Педантство Долопчева доходило до крайности. Он, например, серьезнейшим образом требовал, чтобы мы говорили не гоголь-моголь, а гогель-могель.

Впрочем, и Г.И. Рихтер (очень почтенный советский ученый) настаивал, что нехорошо говорить фигли-мигли [Г. И. Рихтер, Нормы литературной речи. 1958, стр. 34.], а следует — фигели-мигели, хотя ни от фигелей-мигелей, ни от гогелей-могелей правильность речи не зависит нисколько. От писателей не отстают и читатели:

“Вы пишете: порою мне сдается. Что значит сдается? Сдаваться может только (!) комната”, — утверждает Эльвира Корецкая из города Сочи. И с нею совершенно согласен житель Москвы Б. Мелас, который, к своему счастью, даже не подозревает о том, что в такой же “неграмотности” повинны и Пушкин, и Крылов, и Тургенев, и Герцен. Очевидно, ему даже неведомо пушкинское:

“Мне сдается, что этот беглый еретик, вор, мошенник — ты”.

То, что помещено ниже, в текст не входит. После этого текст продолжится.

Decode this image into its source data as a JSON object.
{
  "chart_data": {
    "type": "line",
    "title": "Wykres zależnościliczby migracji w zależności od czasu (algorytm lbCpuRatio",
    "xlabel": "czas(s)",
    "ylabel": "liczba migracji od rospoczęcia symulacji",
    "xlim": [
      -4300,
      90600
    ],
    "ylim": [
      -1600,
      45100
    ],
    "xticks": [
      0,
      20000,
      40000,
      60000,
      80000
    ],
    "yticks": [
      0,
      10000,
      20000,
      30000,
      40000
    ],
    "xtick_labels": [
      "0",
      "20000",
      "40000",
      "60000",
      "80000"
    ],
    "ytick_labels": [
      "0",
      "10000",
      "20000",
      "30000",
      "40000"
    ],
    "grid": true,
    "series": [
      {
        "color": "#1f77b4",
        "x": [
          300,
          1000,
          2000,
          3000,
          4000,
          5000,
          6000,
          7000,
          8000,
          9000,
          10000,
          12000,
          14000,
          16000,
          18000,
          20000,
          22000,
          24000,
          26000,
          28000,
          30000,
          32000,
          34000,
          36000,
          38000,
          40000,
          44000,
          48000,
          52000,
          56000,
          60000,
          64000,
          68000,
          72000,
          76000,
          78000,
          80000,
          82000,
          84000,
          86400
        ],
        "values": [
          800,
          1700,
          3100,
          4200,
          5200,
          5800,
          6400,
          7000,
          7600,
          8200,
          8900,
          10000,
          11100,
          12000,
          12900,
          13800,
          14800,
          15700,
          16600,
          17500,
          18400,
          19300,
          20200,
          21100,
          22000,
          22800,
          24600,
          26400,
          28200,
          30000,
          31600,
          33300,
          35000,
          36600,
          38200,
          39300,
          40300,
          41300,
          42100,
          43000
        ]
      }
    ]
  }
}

Москвич Федор Филиппович Бай-Балаев пишет в редакцию “Известий”:

“К. Чуковский в своей статье допустил слово пускай. Надо говорить и писать: пусть... До революции лишь шарманщики (!) распевали: “Пускай могила меня накажет”.

Сообщать ли суровому критику, что Некрасов никогда не был шарманщиком, между тем написал вот такие стихи:

Пускай долговечнее мрамор могил, Чем крест деревянный в пустыне.

и:

Пускай я много виноват, Пусть увеличит во сто крат Мои вины людская злоба...

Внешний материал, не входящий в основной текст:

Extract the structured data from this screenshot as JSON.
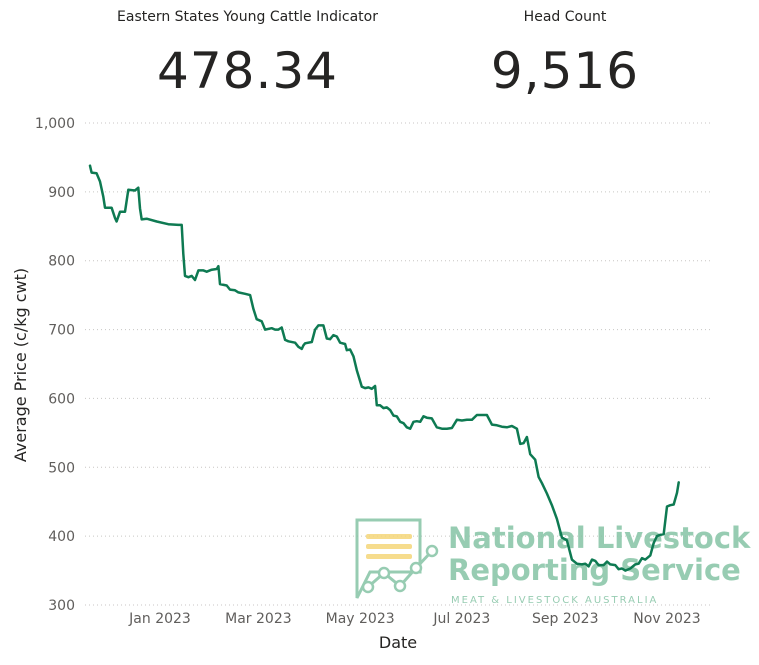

Не бывал шарманщиком и Лермонтов, хотя он позволил себе написать:

Пускай холодною землею Засыпан я...

И неужели Бай-Балаев не знает любимой народом песни Михаила Исаковского, где есть такие слова:

Пускай утопал я в болотах, Пускай замерзал я на льду...

Я с юности привык уважать мнение своих читателей, как бы резко оно ни было высказано, но одно дело — компетентное мнение, а другое — безоглядный наскок.

К сожалению, слишком часто подвергаются резким нападкам литературные новшества, необходимые для роста языка.

Четыре читателя, проживающих в Таганроге, — О. Ножников, Ек. Иванова, Дьяченко и Горняк — прислали в редакцию “Известий” большое письмо, в котором под флагом борьбы с сорняками восстают против таких законнейших выражений и слов, как он повзрослел, эпохальный, дымы, шумы, распахнулся простор, бездарь и т. д. Письмо заканчивается странным призывом к писателям:

“Не придумывайте больше новых, более выразительных слов...”

Что стало бы с творениями Гоголя, Герцена, Салтыкова-Щедрина, Толстого, Достоевского, если бы эти писатели вняли призыву таганрогских пуристов!

“Какой ужас, — пишет пенсионерка Е.Ф. Кобрина, — такое новейшее словечко, как чтиво!”

Хотя, право же, это словечко прекрасно, так как оно очень метко характеризует явление, для которого у нас до сих пор не существовало подходящего термина. Чтиво, стоя в ряду таких слов, как курево, месиво, крошево, очень удачно придает осудительный смысл той обширной категории несерьезных, развлекательных книг, которые написаны главным образом для легкого чтения и не заслуживают в глазах говорящего сколько-нибудь высокой оценки, так как ничему не учат и никуда не зовут. Как же не радоваться, что у нас в языке появилось такое экспрессивное слово, отразившее в себе те высокие требования, какие предъявляет к литературе нынешний советский человек!